To establish the UK incidence and clinical associations of acute pancreatitis (AP) in children aged 0 to 14 years.
Monthly surveillance of new cases of AP in children under 15 years of age through the British Pediatric Surveillance Unit conducted from April 2013 to April 2014 (inclusive) followed by 1-year administrative follow-up for all valid cases.
Ninety-four cases (48 boys) fulfilled the diagnostic criteria. The median age at diagnosis was 11.2 years (range 1.3-14.9). White children accounted for 61% of the cases compared with 28% from Asian and 5% from African ethnicities. Pakistani children accounted for 18 of 26 (69%) Asian patients and 19% of the total cohort. The incidence of AP in children in the United Kingdom was 0.78 per 100 000/year (95% confidence interval [CI] 0.62-0.96). The incidence in Pakistani children (4.55; 95% CI 2.60-7.39) was sevenfold greater than white children (0.63; 95% CI 0.47-0.83). Of the 94 cases, 35 (37%) were idiopathic; other associations were: drug therapy, 18 (19%); gallstones, 12 (13%); hereditary, 7 (7%); organic acidemias, 7 (7%); anatomic anomalies, 5 (5%); viral infections, 3 (3%); systemic diseases, 2 (2%); and trauma 1 (1%). The most common drug associations were asparaginase (28%), azathioprine (17%), and sodium valproate (17%).

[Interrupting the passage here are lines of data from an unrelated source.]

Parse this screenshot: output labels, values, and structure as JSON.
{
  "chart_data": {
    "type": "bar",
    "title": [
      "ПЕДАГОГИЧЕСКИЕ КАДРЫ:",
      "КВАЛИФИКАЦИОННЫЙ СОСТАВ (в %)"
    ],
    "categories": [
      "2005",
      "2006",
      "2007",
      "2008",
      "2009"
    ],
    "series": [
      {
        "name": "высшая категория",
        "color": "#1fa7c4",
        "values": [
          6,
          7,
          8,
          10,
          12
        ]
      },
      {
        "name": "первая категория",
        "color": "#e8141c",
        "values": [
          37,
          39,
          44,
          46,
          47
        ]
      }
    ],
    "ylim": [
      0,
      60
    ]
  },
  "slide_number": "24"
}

Although still relatively uncommon in the United Kingdom, on average there is >1 case of childhood AP diagnosed every week. The associations of AP have changed significantly since the 1970-80s. Overrepresentation of Pakistani children is worthy of further investigation.
确定英国 0 至 14 岁儿童急性胰腺炎(AP)的发病率和临床关联。
通过英国儿科监测单位,从 2013 年 4 月至 2014 年 4 月(包括在内)每月监测 15 岁以下新发生的 AP 病例,然后对所有有效病例进行为期 1 年的行政随访。
94 例(48 例为男性)符合诊断标准。诊断时的中位年龄为 11.2 岁(范围为 1.3-14.9)。白人儿童占病例的 61%,而亚洲人占 28%,非洲人占 5%。在 26 名亚洲患者中,巴基斯坦儿童占 18 名(69%),占总队列的 19%。英国儿童 AP 的发病率为每 10 万人中 0.78 例(95%置信区间[CI]为 0.62-0.96)。巴基斯坦儿童的发病率(4.55;95%CI 为 2.60-7.39)是白人儿童(0.63;95%CI 为 0.47-0.83)的七倍。在 94 例中,35 例(37%)为特发性;其他关联为:药物治疗 18 例(19%);胆石症 12 例(13%);遗传性疾病 7 例(7%);有机酸血症 7 例(7%);解剖异常 5 例(5%);病毒感染 3 例(3%);系统性疾病 2 例(2%);创伤 1 例(1%)。最常见的药物关联是天冬酰胺酶(28%)、硫唑嘌呤(17%)和丙戊酸钠(17%)。
尽管在英国仍相对少见,但平均每周诊断出 1 例以上儿童 AP。AP 的关联自 20 世纪 70-80 年代以来发生了显著变化。巴基斯坦儿童的过度表现值得进一步调查。